ある程度は予想していた。付いて来る者がいることを。だが、全員がルナ乗機の後を飛んでいた。甲板要員までもが、狭いタイガー・ルナのコックピットに収まっていた。
「俺を撃ち落とすつもりなら、すぐにやれ。」
付いて来る理由にはそれもあろうかと思い、ルナは全機に告げた。
 応答も反応も無いまま、ルナ隊はブリタニアに向かった。

 隊員の真意も気になってはいたが、怪鳥出現の情報で、ルナの考えが繋がった。

 怪鳥の件は知らなかった。そんなものがあるなら、宰相派は神聖同盟を本気で叩き潰すつもりなのかもしれない。
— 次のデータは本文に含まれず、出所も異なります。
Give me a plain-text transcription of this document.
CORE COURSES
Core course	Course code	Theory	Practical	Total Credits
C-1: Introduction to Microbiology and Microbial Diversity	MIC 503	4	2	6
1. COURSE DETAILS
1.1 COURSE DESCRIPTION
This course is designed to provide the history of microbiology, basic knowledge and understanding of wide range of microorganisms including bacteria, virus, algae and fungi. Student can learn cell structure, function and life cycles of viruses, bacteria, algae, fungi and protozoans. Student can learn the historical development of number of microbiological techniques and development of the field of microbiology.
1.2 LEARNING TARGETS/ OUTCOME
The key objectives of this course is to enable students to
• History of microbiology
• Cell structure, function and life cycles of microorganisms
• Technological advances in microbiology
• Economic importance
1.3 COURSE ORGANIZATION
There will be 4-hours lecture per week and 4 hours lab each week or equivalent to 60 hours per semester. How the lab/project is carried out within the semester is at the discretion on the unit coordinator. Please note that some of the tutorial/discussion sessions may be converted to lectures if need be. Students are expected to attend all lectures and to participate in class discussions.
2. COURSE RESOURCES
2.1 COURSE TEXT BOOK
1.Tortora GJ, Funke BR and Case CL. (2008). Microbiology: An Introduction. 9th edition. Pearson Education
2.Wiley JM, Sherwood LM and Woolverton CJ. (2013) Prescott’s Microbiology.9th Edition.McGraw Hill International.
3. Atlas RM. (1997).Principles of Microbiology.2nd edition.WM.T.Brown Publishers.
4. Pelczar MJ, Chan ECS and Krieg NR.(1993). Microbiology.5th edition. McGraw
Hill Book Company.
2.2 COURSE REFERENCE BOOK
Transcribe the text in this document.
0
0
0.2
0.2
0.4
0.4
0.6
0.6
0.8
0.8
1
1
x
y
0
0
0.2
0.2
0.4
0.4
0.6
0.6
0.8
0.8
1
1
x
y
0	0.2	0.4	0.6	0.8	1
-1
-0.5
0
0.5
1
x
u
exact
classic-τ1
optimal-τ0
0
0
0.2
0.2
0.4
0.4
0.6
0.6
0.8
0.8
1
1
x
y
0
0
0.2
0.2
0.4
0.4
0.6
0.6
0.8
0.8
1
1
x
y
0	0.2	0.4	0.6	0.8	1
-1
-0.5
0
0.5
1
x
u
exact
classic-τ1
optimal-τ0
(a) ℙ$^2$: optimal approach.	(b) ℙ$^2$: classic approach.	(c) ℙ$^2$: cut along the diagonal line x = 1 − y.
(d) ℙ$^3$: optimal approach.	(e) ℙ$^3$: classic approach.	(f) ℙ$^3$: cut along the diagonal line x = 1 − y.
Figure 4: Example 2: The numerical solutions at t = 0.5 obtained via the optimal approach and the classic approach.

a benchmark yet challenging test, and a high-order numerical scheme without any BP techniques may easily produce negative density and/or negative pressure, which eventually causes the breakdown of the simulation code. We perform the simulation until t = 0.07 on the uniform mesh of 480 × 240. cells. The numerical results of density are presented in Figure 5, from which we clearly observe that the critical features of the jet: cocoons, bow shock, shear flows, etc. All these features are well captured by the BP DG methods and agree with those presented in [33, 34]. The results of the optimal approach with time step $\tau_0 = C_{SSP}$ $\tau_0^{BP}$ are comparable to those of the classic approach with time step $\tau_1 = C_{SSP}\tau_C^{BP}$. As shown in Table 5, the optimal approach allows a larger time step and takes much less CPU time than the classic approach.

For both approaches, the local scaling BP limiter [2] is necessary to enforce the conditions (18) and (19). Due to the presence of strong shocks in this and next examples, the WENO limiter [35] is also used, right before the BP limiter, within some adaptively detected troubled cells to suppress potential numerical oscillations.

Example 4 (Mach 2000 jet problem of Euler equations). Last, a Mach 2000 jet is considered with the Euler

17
帝国との開戦までも視野に入っている可能性もある。しかしそれなら、自分の招聘は何のためだったのだろう。いや、秘密は漏れるものだとブルータスも言っていた。きっと怪鳥は開発されて間もないのだ。だから自分の耳にも未だ入って来ていないと見てよいだろう。つまり、究極の兵器で先手を打とうとしていたが、実戦配備する前に神聖同盟からの侵攻が予想されたので、戦線を維持させるためにルナ隊が必要だったのだ。どこまでも姑息な連中だ。

 捨て駒にされていたことを腹立たしいと思いながらも、未だ裏がありそうだとルナの直感が告げていた。